| 4:38 am on Jan 28, 2006 (gmt 0)|
Anne van Kesteren has an explanation on his weblog. Perform a google search on the following text: "text/xml is seriously broken over HTTP". Be sure and read the comments.
| 4:56 pm on Jan 28, 2006 (gmt 0)|
Thanks confuzed2, I'm aware of that article, but I can't find any meaningful specification or explanation for Firefox's behavior. Usually Mozilla prides itself on being standards-compliant, especially for its XML parser, so I would be surprised if the choice of serving a
text/xml document as UTF-8 was accidental.
| 6:41 pm on Jan 28, 2006 (gmt 0)|
If the 3023 and text/xml discussions in Bugzilla don't help, I'm at a complete loss. Please let us know what you find out.
| 9:31 pm on Jan 28, 2006 (gmt 0)|
RFC 3023 is (one of) the most ignored/violated RFCs by Internet software. Many (most?) ignore the headers looking directly to the interior XML encoding defaulting to utf-8 if none.
This is for a very practical 'real world' reason: US-ASCII is a very small part of the real world. Consider KO18-R (or Big5 or utf-16 or...) encoded xml sent via http specifying text/xml but without charset ... an RFC 3023 compliant parser would serve up US-ASCII glop. These products simply decided that a utf-8 default will cause fewer complaints than US-ASCII and so informally 'revised' the standard.

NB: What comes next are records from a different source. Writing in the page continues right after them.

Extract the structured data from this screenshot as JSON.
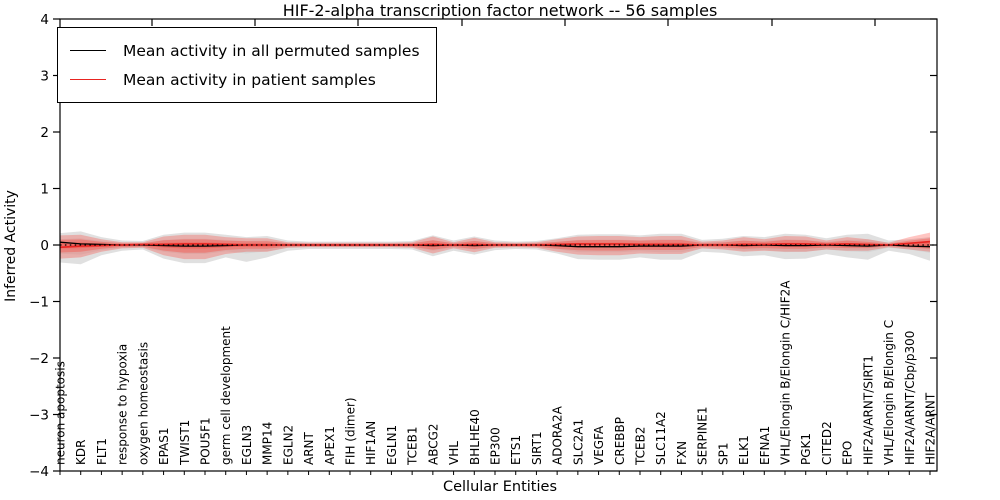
{
  "chart_data": {
    "type": "line",
    "title": "HIF-2-alpha transcription factor network -- 56 samples",
    "xlabel": "Cellular Entities",
    "ylabel": "Inferred Activity",
    "ylim": [
      -4,
      4
    ],
    "yticks": [
      -4,
      -3,
      -2,
      -1,
      0,
      1,
      2,
      3,
      4
    ],
    "grid": false,
    "legend": {
      "position": "upper left",
      "entries": [
        {
          "label": "Mean activity in all permuted samples",
          "color": "#000000"
        },
        {
          "label": "Mean activity in patient samples",
          "color": "#e82421"
        }
      ]
    },
    "categories": [
      "neuron apoptosis",
      "KDR",
      "FLT1",
      "response to hypoxia",
      "oxygen homeostasis",
      "EPAS1",
      "TWIST1",
      "POU5F1",
      "germ cell development",
      "EGLN3",
      "MMP14",
      "EGLN2",
      "ARNT",
      "APEX1",
      "FIH (dimer)",
      "HIF1AN",
      "EGLN1",
      "TCEB1",
      "ABCG2",
      "VHL",
      "BHLHE40",
      "EP300",
      "ETS1",
      "SIRT1",
      "ADORA2A",
      "SLC2A1",
      "VEGFA",
      "CREBBP",
      "TCEB2",
      "SLC11A2",
      "FXN",
      "SERPINE1",
      "SP1",
      "ELK1",
      "EFNA1",
      "VHL/Elongin B/Elongin C/HIF2A",
      "PGK1",
      "CITED2",
      "EPO",
      "HIF2A/ARNT/SIRT1",
      "VHL/Elongin B/Elongin C",
      "HIF2A/ARNT/Cbp/p300",
      "HIF2A/ARNT"
    ],
    "series": [
      {
        "name": "Mean activity in all permuted samples",
        "color": "#000000",
        "values": [
          0.05,
          0.02,
          0.01,
          0.0,
          0.0,
          -0.01,
          -0.02,
          -0.02,
          -0.01,
          0.0,
          0.0,
          0.0,
          0.0,
          0.0,
          0.0,
          0.0,
          0.0,
          0.0,
          -0.01,
          0.0,
          -0.01,
          0.0,
          0.0,
          0.0,
          -0.01,
          -0.03,
          -0.03,
          -0.03,
          -0.02,
          -0.02,
          -0.02,
          0.0,
          0.0,
          -0.01,
          0.0,
          -0.01,
          -0.01,
          0.0,
          -0.01,
          -0.02,
          0.0,
          -0.02,
          -0.03
        ]
      },
      {
        "name": "Mean activity in patient samples",
        "color": "#e82421",
        "values": [
          -0.04,
          -0.02,
          -0.01,
          0.0,
          0.01,
          0.01,
          0.02,
          0.02,
          0.01,
          0.0,
          0.0,
          0.0,
          0.0,
          0.0,
          0.0,
          0.0,
          0.0,
          0.0,
          0.01,
          0.0,
          0.01,
          0.0,
          0.0,
          0.0,
          0.01,
          0.02,
          0.02,
          0.02,
          0.01,
          0.01,
          0.01,
          0.0,
          0.0,
          0.01,
          0.01,
          0.02,
          0.02,
          0.01,
          0.02,
          0.01,
          0.0,
          0.03,
          0.06
        ]
      }
    ],
    "bands": [
      {
        "name": "permuted-samples-std-band",
        "color": "#999999",
        "opacity": 0.3,
        "upper": [
          0.21,
          0.24,
          0.14,
          0.08,
          0.07,
          0.18,
          0.22,
          0.22,
          0.18,
          0.14,
          0.16,
          0.08,
          0.06,
          0.06,
          0.06,
          0.06,
          0.06,
          0.07,
          0.17,
          0.08,
          0.15,
          0.08,
          0.06,
          0.07,
          0.12,
          0.18,
          0.19,
          0.19,
          0.17,
          0.2,
          0.2,
          0.09,
          0.11,
          0.16,
          0.14,
          0.2,
          0.18,
          0.12,
          0.18,
          0.2,
          0.08,
          0.1,
          0.14
        ],
        "lower": [
          -0.31,
          -0.34,
          -0.18,
          -0.1,
          -0.08,
          -0.24,
          -0.32,
          -0.32,
          -0.22,
          -0.3,
          -0.22,
          -0.1,
          -0.07,
          -0.07,
          -0.07,
          -0.07,
          -0.07,
          -0.08,
          -0.2,
          -0.1,
          -0.17,
          -0.09,
          -0.07,
          -0.08,
          -0.15,
          -0.25,
          -0.26,
          -0.26,
          -0.22,
          -0.26,
          -0.26,
          -0.12,
          -0.14,
          -0.2,
          -0.18,
          -0.25,
          -0.24,
          -0.16,
          -0.22,
          -0.26,
          -0.1,
          -0.16,
          -0.28
        ]
      },
      {
        "name": "patient-samples-std-band",
        "color": "#ff2f23",
        "opacity": 0.28,
        "upper": [
          0.17,
          0.18,
          0.1,
          0.05,
          0.05,
          0.15,
          0.18,
          0.18,
          0.14,
          0.12,
          0.12,
          0.05,
          0.04,
          0.04,
          0.04,
          0.04,
          0.04,
          0.05,
          0.15,
          0.05,
          0.13,
          0.05,
          0.04,
          0.05,
          0.1,
          0.15,
          0.16,
          0.16,
          0.14,
          0.16,
          0.16,
          0.06,
          0.08,
          0.14,
          0.1,
          0.16,
          0.15,
          0.08,
          0.14,
          0.1,
          0.04,
          0.14,
          0.22
        ],
        "lower": [
          -0.24,
          -0.22,
          -0.12,
          -0.06,
          -0.05,
          -0.18,
          -0.25,
          -0.25,
          -0.16,
          -0.12,
          -0.12,
          -0.05,
          -0.04,
          -0.04,
          -0.04,
          -0.04,
          -0.04,
          -0.05,
          -0.15,
          -0.06,
          -0.13,
          -0.05,
          -0.04,
          -0.05,
          -0.12,
          -0.17,
          -0.18,
          -0.18,
          -0.15,
          -0.16,
          -0.16,
          -0.06,
          -0.08,
          -0.12,
          -0.1,
          -0.12,
          -0.12,
          -0.08,
          -0.1,
          -0.1,
          -0.04,
          -0.08,
          -0.12
        ]
      }
    ],
    "zero_line": {
      "y": 0,
      "style": "dotted",
      "color": "#000000"
    }
  }
}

I do not know if FF behaves this way or for this reason but if so it would certainly be with the majority.
| 1:44 am on Jan 31, 2006 (gmt 0)|
|I do not know if FF behaves this way or for this reason but if so it would certainly be with the majority. |
I found a few Bugzilla conversations and a few submitted patches, so I get the impression that later Firefox versions are going to implement RFC 3023 more strictly.
I found the best answer to my question in an article from XML.com which is rather well-titled XML on the Web Has Failed [xml.com]. RFC 3023 dictates the primacy of HTTP over an internally-declared charset, but real-world implementations mean that that primacy has to be ignored simply due to the sheer number of feeds which would be considered ill-formed if RFC 3023 was followed to the letter. A real eye-opener.
I was aware of the strong recommendations never to use
text/xml for anything, but the reasons why are much clearer to me now!